First off: if you’re a fan of We Were Liars, definitely check out The Accident Season. Set in Ireland, The Accident Season is the story of a family plagued by “accident seasons” – they fall down; they bruise; their bones break. Is everything that happens in The Accident Season truly an accident, or is there something more sinister going on? Like We Were Liars, The Accident Season is beautifully written, full of atmosphere, and it centers on family, grief, truths and more as well.

** Bone Gap by Laura Ruby.

Bone Gap is the story of Rosa, a girl who suddenly appears in Finn’s life and then just as suddenly goes missing, and Finn, a boy who witnesses Rosa getting kidnapped but who isn’t believed in town because everyone thinks he’s weird and maybe a little unstable. The story takes place in a town where again! Setting is its own character. People can go missing in the “gaps” of the town, all the corn fields… What really happened the day that Rosa went missing is up for the both characters to discover. Laura Ruby really does a wonderful job developing the setting and making the people of Bone Gap feel unique to Bone Gap (but also familiar to us).
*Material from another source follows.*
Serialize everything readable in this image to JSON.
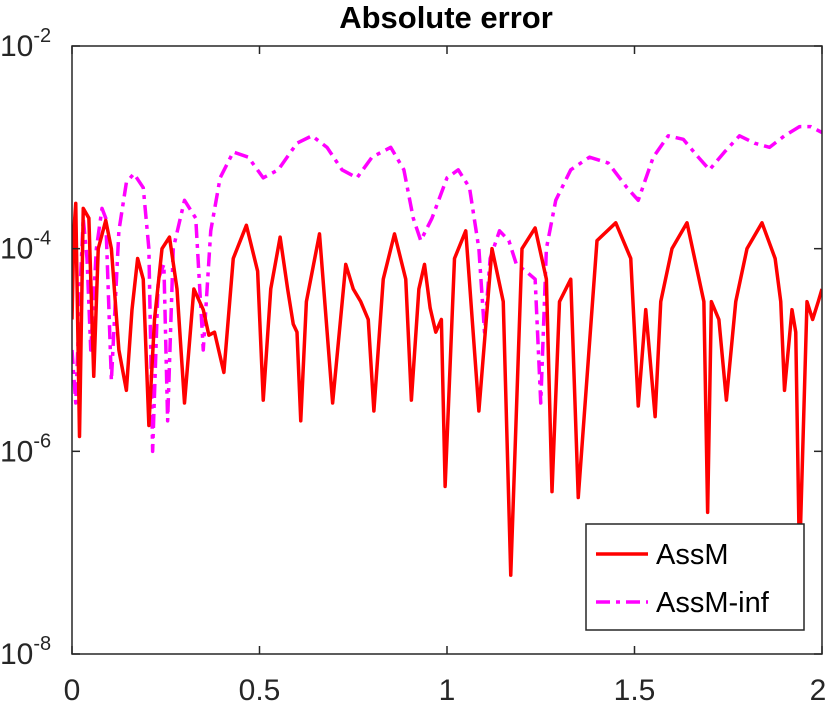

The story does a great job examining the construct of beauty and perception, and is unlike anything I’ve read in YA (despite me lumping it in here with other magical realism books).

** The Walls Around Us by Nova Ren Suma & Imaginary Girls by Nova Ren Suma.

The Walls around Us and Imaginary Girls are the two Nova Ren Suma novels that I’ve read, but they definitely won’t be the last. The Walls around Us was described as Orange is the New Black Swan, and I think that’s a perfect description—and yes, the book focuses on girls, jealousies, intimacies, and more. Imaginary Girls is the story of a girl sent away from her sister when she discovers a body in their town’s reservoir. When she returns to her sister, certain secrets will be revealed. Nova Ren Suma writes gorgeous, atmospheric stories that are about and told in the voices of girls, and both of these are no exception to her list of highly recommended reads.

** Love in the Time of Global Warming by Francesca Lia Block.

Love in the Time of Global Warming is a YA magical realism post-apocalyptic retelling of The Odyssey told from Penelope’s point of view. Francesca Lia Block’s writing is as always incandescent, proving why she’s one of the founders of YA. Reading this made me want to go back and reread The Odyssey, which I think is always a sign of success for a retelling—rekindling or stirring new interest in the classic.

** The Scorpio Races by Maggie Stiefvater & The Raven Cycle by Maggie Stiefvater.

I don’t even know whether to consider either of these novels magical realism. Some part of me wants to classify The Scorpio Races as a high fantasy because it takes place on a fictional island, and so the society is also modeled after ours but is its own thing. But The Scorpio Races is also written in a way that reminds me of magical realism novels. The Raven Cycle could also be categorized as urban fantasy or just fantasy, but looking at the definition for magical realism, hey, the series could fit too. Plus part of that dreamy atmosphere, again, makes me think of magical realism novels. Oh, genre categories.

Every November on the fictional island of Thisby, its inhabitants compete in a dangerous race riding legendary, deadly water horses. The Scorpio Races is a standalone filled with magic, adventure, and romance—and is unlike anything I’ve read in YA. The Raven Cycle is a tad harder to describe. One of the main characters, Blue, has been told all her life that if she kisses her true love, he will die. It’s implied that Gansey is her true love, and she ends up getting caught in Gansey’s quest to find Glendower, a mythical sleeping Welsh King who’s supposed to grant a wish to whoever wakes him up. A very bare bones sort of intro summary—but anyway, the books have multi-layered, complex characters, unpredictable, complicated plots… magic, adventure, atmosphere, romance. I talk on and on about these books, so get to reading them if you haven’t already!

Those are my YA magical realism novel recommendations. One I’m looking forward to reading this year is A Fierce and Subtle Poison by Samantha Mabry, which made my 2016 YA Debuts on my TBR list. Let me know if you’ve got any other recs! Have you read any of the books I recommended? Is magical realism your “thing”?